Für eine stärkere europäische Harmonisierung und eine konsistente Regulierung in der Europäischen Union macht sich Sewing bei zusätzlichen Kapitalvorgaben stark. Der Verband stellt infrage, ob es zusätzlich zu den von der Europäischen Zentralbank festgelegten Kapitalpuffern noch unterschiedliche nationale Puffer geben sollte. Der Bankenpräsident erneuerte eine alte Forderung nach einem Level-Playing-Field. Nichtbanken könnten vergleichbare Dienstleistungen ohne Regulierung anbieten. Vergleichbare Sachverhalte sollten auch vergleichbaren Vorschriften unterliegen, forderte Sewing.
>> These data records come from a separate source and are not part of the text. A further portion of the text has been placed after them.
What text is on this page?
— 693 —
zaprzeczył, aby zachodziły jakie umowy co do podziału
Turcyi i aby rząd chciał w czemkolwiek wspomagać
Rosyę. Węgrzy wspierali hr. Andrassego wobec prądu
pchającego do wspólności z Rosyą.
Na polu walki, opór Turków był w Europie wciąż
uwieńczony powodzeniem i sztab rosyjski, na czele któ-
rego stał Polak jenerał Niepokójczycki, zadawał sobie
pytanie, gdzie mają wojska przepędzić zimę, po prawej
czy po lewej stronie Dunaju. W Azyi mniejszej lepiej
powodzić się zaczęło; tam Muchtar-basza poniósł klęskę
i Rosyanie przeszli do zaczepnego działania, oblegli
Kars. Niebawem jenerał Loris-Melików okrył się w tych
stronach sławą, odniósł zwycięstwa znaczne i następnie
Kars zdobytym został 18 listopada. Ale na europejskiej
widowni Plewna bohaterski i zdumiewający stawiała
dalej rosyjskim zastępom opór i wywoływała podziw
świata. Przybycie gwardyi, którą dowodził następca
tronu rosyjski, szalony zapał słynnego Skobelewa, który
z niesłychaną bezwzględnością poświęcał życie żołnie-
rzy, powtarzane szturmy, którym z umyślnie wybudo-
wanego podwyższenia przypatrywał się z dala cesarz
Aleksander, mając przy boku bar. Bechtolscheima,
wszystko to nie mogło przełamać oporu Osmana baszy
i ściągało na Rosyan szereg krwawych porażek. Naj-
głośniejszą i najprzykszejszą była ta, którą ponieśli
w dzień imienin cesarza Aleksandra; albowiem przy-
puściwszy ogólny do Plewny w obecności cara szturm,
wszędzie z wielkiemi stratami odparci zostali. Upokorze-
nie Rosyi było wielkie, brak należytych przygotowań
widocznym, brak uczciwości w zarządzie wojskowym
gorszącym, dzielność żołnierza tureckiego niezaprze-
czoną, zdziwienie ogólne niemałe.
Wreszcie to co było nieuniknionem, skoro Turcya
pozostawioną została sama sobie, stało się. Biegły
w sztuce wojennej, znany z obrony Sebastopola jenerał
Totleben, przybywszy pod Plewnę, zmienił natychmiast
Vorbehalte gegen die EU-Pläne

Vorauseilenden Widerspruch gab Sewing gegen die Pläne der EU-Kommission zum Bankenpaket zu Protokoll. Den von der EU-Kommission vorgeschlagenen Paradigmenwechsel lehne der Verband ab. Danach würde die Abwicklung zum Standardinstrument in der Krisenbewältigung von Banken. „Das ginge zulasten unserer gut funktionierenden nationalen Einlagensicherungssysteme“, unterstrich Sewing. Diese hätten in den vergangenen Jahren gut ihre Verlässlichkeit bewiesen und genössen hohes Vertrauen.

Mit Blick auf den Sparerschutz erneuerte Sewing seine Unterstützung für eine europäische Lösung: „Konsequent wäre eine europäische Einlagensicherung, die jedoch bekanntermaßen politisch schwer durchsetzbar ist.“ In gleichem Zusammenhang erinnerte der Bankenpräsident daran, dass Europas Banken bis zum kommenden Jahr in den EU-Bankenabwicklungsfonds rund 80 Mrd. Euro eingezahlt haben werden, also deutlich mehr als die ursprünglich geplanten 55 Mrd. Euro.